E P Asimacopoulos, M Berry, B Garfield, M Roesner, A Jepson, J McCarthy, O M Kon
International Journal of Tuberculosis and Lung Disease 2010, 14 (1): 93-8

OBJECTIVE: To retrospectively assess the diagnostic efficacy of fine-needle aspiration (FNA) using cytological and microbiological examinations in tuberculous lymphadenitis.

METHODS: Patients with tuberculous lymphadenitis treated at St Mary's Hospital, London, between January 2001 and June 2007 were identified. The cytological and microbiological reports of 97 patients were found. The criteria for a definite diagnosis of tuberculous lymphadenitis were based on a compatible clinical history, tuberculin positivity and either an indicative cytological result or positive culture.
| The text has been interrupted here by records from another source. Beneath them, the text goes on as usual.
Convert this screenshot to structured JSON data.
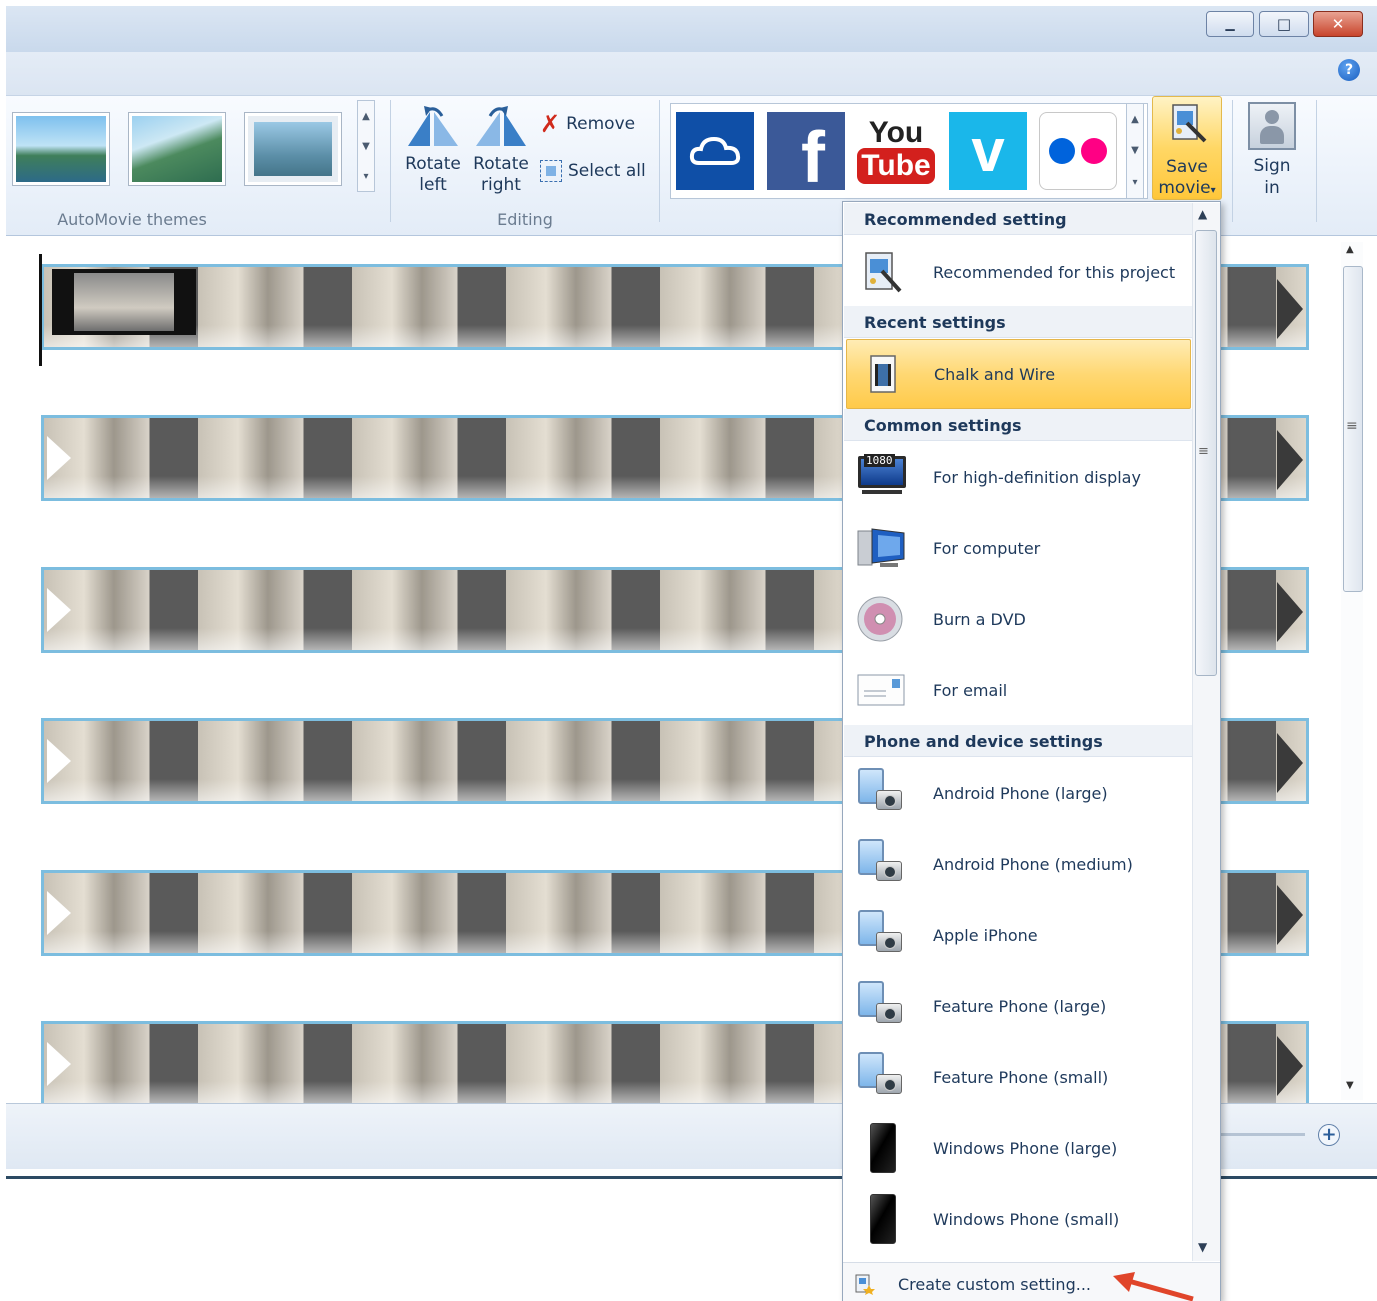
{
  "ribbon": {
    "themes_group_label": "AutoMovie themes",
    "editing_group_label": "Editing",
    "rotate_left_line1": "Rotate",
    "rotate_left_line2": "left",
    "rotate_right_line1": "Rotate",
    "rotate_right_line2": "right",
    "remove_label": "Remove",
    "select_all_label": "Select all",
    "save_movie_line1": "Save",
    "save_movie_line2": "movie",
    "sign_in_line1": "Sign",
    "sign_in_line2": "in",
    "share_services": [
      "onedrive",
      "facebook",
      "youtube",
      "vimeo",
      "flickr"
    ],
    "youtube_text_top": "You",
    "youtube_text_bottom": "Tube",
    "facebook_text": "f",
    "vimeo_text": "v"
  },
  "window": {
    "minimize_glyph": "▁",
    "maximize_glyph": "□",
    "close_glyph": "✕",
    "help_glyph": "?"
  },
  "statusbar": {
    "zoom_in_glyph": "+"
  },
  "save_menu": {
    "headers": {
      "recommended": "Recommended setting",
      "recent": "Recent settings",
      "common": "Common settings",
      "phone": "Phone and device settings"
    },
    "items": {
      "recommended_project": "Recommended for this project",
      "chalk_and_wire": "Chalk and Wire",
      "hd_display": "For high-definition display",
      "computer": "For computer",
      "burn_dvd": "Burn a DVD",
      "email": "For email",
      "android_large": "Android Phone (large)",
      "android_medium": "Android Phone (medium)",
      "apple_iphone": "Apple iPhone",
      "feature_large": "Feature Phone (large)",
      "feature_small": "Feature Phone (small)",
      "windows_large": "Windows Phone (large)",
      "windows_small": "Windows Phone (small)"
    },
    "hd_badge": "1080",
    "footer_item": "Create custom setting..."
  },
  "colors": {
    "highlight": "#ffd873",
    "clip_border": "#7cbddf",
    "annotation_arrow": "#e0452a",
    "onedrive_bg": "#0f4fa7",
    "facebook_bg": "#3b5998",
    "youtube_red": "#d3201d",
    "vimeo_bg": "#1ab7ea",
    "flickr_blue": "#0063dc",
    "flickr_pink": "#ff0084"
  }
}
RESULTS: In 77 of the 97 (79%) cases, FNA cytology showed evidence of a tuberculous process. In 65 cases, Mycobacterium tuberculosis was cultured from the aspirates, and 54 of these 65 cases showed corresponding cytological evidence of a tuberculous process; 23 cases were diagnosed by cytology but not microbiology, while 11 cases were diagnosed by microbiology but not cytology.
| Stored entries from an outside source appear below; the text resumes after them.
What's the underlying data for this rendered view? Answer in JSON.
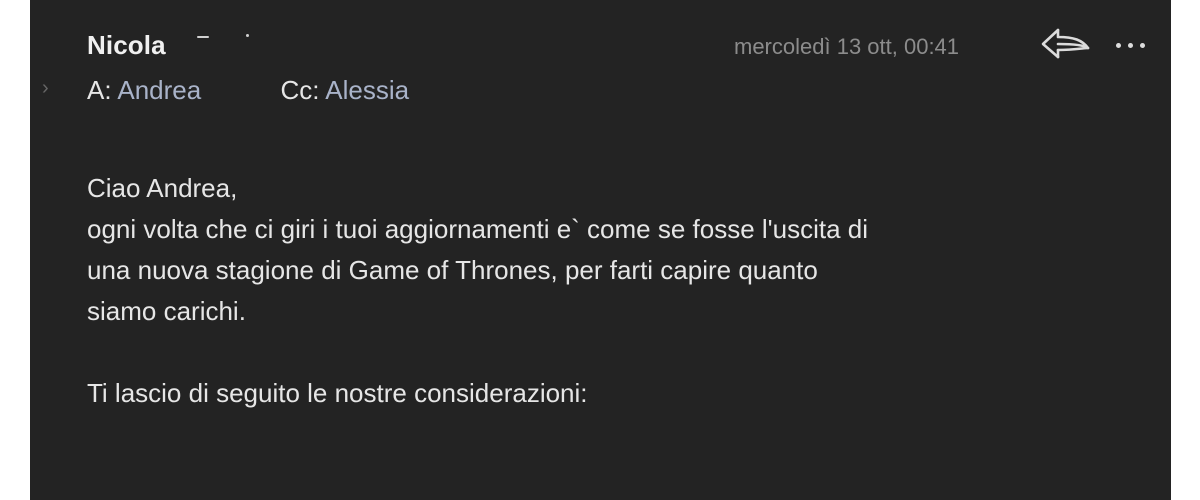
{
  "header": {
    "sender": "Nicola",
    "timestamp": "mercoledì 13 ott, 00:41",
    "to_label": "A:",
    "to_value": "Andrea",
    "cc_label": "Cc:",
    "cc_value": "Alessia",
    "expand_chevron": "›"
  },
  "icons": {
    "reply": "reply-icon",
    "more": "more-icon",
    "expand": "chevron-right-icon"
  },
  "body": {
    "greeting": "Ciao Andrea,",
    "line1": "ogni volta che ci giri i tuoi aggiornamenti e` come se fosse l'uscita di",
    "line2": "una nuova stagione di Game of Thrones, per farti capire quanto",
    "line3": "siamo carichi.",
    "line4": "Ti lascio di seguito le nostre considerazioni:"
  },
  "colors": {
    "panel_background": "#232323",
    "page_background": "#ffffff",
    "text": "#e6e6e6",
    "recipient": "#a9b3c9",
    "timestamp": "#8c8c8c"
  }
}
CONCLUSION: Cytological and microbiological results appeared to correlate well, but each also gives an exclusive diagnosis. When combining both modalities, the diagnostic efficacy of FNA rises to 91%. A definitive microbiological diagnosis was achieved in 67% of cases and provided information on drug susceptibility. We conclude that samples should be provided for both cytological and microbiological examination when using FNA to diagnose possible tuberculous lymphadenitis.